Mental and behavioral health struggles in students aren’t limited to the dozens who lost homes.
“There’s stress within families, there’s stress with our kiddos. And I think it’s even the kids that didn’t necessarily lose their home, but this has been a whole community-wide experience, right?” Headrick said. “We still have families who are driving past their neighbor’s home, and it’s not there anymore.”
The school provides certified counselors and has existing group therapy programs to aid students affected by loss.
While insecurity is felt district-wide, so is a lingering perseverance.
Volunteers gathered for three recent weekend wildfire cleanup days. The district has dispersed over $6,000 in donations to students, including a project where needy kids can add items to an Amazon cart and the district purchases them, including warm clothing, school supplies and basketball shoes. One student didn’t realize his shoes had succumbed to the fire until recent basketball tryouts, Grant said.
Community support coupled with internal strength in students has cushioned their adjustment.
“It’s a real testament to them,” Grant said. “Our kids are durable. We undersell them sometimes.”
Riverside
The Riverside School District, which has 1,600 students, serves 64 affected by the Oregon Road fire that burned Elk and other areas around northern Spokane County.
Riverside also is bussing kids in who were displaced to another district — over 30 miles from the Central Valley School District, over 15 miles from Mead and from Deer Park.
“It makes my heart feel really good that they feel supported, that they want to be with their teachers, they want to be with their principals, their staff and part of our community,” Superintendent Ken Russell said. “It’s actually one of the most beautiful parts of what otherwise has been a really challenging situation.”
In the aftermath of the wildfire that sparked Aug. 18, the district opted to pause school a week, from the original start date of Aug. 30.

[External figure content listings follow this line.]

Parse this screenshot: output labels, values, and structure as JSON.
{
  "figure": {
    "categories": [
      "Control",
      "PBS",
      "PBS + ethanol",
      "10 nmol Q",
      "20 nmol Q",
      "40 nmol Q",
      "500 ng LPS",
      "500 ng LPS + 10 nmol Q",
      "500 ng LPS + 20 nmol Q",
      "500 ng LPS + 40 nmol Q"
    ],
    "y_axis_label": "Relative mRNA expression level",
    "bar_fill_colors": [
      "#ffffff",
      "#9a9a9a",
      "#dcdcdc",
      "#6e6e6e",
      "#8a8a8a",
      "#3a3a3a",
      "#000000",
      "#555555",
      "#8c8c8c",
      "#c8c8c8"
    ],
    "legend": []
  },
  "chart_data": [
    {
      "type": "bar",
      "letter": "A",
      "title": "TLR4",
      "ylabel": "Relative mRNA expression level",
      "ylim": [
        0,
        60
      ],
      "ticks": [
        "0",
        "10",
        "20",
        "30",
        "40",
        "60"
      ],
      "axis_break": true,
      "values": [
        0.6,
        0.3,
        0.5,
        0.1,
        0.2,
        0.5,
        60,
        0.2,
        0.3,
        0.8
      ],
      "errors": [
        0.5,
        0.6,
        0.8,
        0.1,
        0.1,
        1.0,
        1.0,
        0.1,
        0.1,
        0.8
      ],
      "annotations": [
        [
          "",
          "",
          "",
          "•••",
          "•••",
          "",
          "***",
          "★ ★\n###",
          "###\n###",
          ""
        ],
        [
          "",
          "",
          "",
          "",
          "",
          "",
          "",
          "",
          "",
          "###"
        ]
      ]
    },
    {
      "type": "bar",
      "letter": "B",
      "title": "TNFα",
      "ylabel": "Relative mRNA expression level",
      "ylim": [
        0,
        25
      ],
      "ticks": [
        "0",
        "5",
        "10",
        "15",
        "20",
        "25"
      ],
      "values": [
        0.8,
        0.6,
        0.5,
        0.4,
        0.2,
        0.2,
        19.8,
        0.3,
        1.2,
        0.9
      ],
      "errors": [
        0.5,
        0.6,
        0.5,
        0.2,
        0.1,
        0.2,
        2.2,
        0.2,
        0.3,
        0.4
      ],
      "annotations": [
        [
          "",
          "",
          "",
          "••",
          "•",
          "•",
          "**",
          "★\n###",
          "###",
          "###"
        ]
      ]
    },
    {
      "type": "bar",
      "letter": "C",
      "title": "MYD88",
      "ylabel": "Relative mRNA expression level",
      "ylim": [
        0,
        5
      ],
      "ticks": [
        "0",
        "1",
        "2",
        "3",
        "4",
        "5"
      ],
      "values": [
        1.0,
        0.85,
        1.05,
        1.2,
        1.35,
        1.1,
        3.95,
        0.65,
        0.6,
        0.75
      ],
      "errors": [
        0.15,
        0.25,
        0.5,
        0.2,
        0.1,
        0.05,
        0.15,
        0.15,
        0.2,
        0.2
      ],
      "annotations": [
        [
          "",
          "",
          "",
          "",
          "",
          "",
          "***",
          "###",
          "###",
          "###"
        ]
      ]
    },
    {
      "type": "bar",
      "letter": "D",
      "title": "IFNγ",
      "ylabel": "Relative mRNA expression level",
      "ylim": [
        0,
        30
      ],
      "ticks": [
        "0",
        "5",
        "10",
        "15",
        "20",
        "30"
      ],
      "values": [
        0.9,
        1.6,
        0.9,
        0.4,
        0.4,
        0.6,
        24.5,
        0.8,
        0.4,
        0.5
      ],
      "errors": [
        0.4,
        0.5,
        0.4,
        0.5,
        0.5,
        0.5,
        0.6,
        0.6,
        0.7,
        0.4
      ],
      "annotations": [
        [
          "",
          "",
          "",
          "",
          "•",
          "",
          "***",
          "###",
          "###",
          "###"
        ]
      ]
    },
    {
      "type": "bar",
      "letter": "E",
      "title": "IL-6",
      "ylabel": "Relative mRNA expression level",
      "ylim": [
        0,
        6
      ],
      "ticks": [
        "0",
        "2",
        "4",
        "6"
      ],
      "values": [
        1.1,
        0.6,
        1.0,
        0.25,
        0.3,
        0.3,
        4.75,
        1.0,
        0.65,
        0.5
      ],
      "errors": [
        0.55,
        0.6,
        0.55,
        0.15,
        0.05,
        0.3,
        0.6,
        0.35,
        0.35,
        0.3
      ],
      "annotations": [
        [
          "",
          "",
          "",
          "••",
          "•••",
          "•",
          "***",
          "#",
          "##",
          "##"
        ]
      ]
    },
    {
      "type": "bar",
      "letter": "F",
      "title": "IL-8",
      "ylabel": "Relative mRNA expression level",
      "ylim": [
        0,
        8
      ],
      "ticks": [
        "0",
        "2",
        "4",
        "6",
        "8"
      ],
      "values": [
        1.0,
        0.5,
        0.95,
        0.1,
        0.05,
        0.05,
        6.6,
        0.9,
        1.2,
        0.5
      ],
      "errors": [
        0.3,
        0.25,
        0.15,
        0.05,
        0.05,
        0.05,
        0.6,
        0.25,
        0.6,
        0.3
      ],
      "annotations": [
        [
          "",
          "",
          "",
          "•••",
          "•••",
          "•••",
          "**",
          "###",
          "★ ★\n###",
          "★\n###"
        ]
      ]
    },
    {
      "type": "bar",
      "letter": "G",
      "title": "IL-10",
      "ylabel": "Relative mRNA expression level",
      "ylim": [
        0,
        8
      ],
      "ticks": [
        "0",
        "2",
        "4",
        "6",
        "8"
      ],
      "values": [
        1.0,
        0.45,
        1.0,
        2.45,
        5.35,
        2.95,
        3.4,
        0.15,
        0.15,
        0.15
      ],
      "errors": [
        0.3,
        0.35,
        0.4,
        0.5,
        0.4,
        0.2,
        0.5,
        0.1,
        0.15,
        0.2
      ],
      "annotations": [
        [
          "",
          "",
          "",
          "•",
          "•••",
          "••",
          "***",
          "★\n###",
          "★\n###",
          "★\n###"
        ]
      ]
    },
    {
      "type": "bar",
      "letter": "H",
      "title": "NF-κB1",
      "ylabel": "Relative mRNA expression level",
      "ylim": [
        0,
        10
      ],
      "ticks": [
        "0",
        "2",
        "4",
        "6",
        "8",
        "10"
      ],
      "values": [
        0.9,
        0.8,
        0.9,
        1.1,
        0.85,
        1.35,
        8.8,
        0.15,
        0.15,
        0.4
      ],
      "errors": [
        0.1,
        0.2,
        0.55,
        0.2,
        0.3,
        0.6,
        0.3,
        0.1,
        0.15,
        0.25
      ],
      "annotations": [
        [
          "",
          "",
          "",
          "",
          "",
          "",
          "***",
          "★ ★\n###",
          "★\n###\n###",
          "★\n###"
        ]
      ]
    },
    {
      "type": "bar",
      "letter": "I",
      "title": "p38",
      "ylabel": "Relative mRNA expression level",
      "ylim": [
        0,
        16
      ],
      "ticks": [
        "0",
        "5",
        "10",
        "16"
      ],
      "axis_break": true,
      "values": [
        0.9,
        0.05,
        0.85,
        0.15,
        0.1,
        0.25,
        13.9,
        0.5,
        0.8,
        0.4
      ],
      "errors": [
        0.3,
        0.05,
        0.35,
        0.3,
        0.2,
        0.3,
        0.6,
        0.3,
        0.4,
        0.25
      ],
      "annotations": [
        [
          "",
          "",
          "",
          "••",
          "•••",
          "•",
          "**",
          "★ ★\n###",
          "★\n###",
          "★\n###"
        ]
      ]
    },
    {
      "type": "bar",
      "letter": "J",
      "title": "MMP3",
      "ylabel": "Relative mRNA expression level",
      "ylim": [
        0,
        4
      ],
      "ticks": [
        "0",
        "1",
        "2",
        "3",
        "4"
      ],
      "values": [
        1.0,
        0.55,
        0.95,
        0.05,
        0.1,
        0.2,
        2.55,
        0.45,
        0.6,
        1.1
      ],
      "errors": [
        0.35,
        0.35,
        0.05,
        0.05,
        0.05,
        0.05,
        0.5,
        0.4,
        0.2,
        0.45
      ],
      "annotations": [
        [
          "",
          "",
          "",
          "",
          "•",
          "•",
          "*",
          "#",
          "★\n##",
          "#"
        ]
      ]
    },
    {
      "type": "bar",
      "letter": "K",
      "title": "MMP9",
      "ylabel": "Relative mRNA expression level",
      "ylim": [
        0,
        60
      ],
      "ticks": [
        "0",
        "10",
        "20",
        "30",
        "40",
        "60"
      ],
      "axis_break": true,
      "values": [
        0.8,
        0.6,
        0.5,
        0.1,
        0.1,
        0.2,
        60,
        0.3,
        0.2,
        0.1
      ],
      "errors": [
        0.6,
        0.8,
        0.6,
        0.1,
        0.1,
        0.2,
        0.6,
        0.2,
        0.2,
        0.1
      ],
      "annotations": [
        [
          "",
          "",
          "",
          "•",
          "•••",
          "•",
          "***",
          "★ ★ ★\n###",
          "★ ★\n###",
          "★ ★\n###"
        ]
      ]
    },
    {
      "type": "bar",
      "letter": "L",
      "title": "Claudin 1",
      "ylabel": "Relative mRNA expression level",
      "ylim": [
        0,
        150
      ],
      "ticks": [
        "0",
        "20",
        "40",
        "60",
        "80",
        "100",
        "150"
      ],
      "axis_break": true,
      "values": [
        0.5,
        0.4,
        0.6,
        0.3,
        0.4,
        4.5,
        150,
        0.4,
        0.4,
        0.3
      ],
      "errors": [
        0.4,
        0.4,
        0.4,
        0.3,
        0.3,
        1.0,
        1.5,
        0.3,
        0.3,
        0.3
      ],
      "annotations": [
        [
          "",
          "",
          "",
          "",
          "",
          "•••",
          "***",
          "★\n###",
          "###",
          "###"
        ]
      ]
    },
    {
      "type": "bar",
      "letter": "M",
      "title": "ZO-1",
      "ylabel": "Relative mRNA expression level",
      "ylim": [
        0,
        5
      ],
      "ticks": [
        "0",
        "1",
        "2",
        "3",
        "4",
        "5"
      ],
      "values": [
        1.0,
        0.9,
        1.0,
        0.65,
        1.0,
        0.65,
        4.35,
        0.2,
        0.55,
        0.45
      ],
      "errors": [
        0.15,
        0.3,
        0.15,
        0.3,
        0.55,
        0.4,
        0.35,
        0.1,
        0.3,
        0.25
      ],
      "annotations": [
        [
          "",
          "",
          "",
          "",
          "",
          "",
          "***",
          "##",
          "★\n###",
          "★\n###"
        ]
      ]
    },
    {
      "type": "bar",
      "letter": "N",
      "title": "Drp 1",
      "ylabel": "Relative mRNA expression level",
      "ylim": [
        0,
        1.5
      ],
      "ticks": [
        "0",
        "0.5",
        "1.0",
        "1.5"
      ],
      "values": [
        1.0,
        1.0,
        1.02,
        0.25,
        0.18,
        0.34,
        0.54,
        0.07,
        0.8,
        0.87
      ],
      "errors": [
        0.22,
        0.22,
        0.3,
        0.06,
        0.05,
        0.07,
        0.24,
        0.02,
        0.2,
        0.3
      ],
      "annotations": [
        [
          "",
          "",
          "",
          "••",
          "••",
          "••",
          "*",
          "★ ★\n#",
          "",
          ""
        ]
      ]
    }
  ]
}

“I think that let them get their stuff together, basically to get Maslow’s hierarchy of needs really established before we build in the school year,” he said.
The delay also allowed administration to mobilize resources. Through Innovia, the district established an Elk community fund that now stands at more than $50,000, fundraised in part through spirit events hosted at Riverside High School’s football games. Eyeing a new van, the district has received a $30,000 grant through the Innovia Foundation’s joint wildfire fund.
In addressing mental health needs, the district is empowered by an existing grant through Spokane County, instituting a pilot program that screens students at the start of the year and intervenes based on a standardized tier system.
Russell said regular attendance has increased, as has enrollment in the rural, though growing, district.
“School is probably the safest place they have going on,” Russell said. “It’s the most normal, they’re around their friends or around the teachers that they care about.”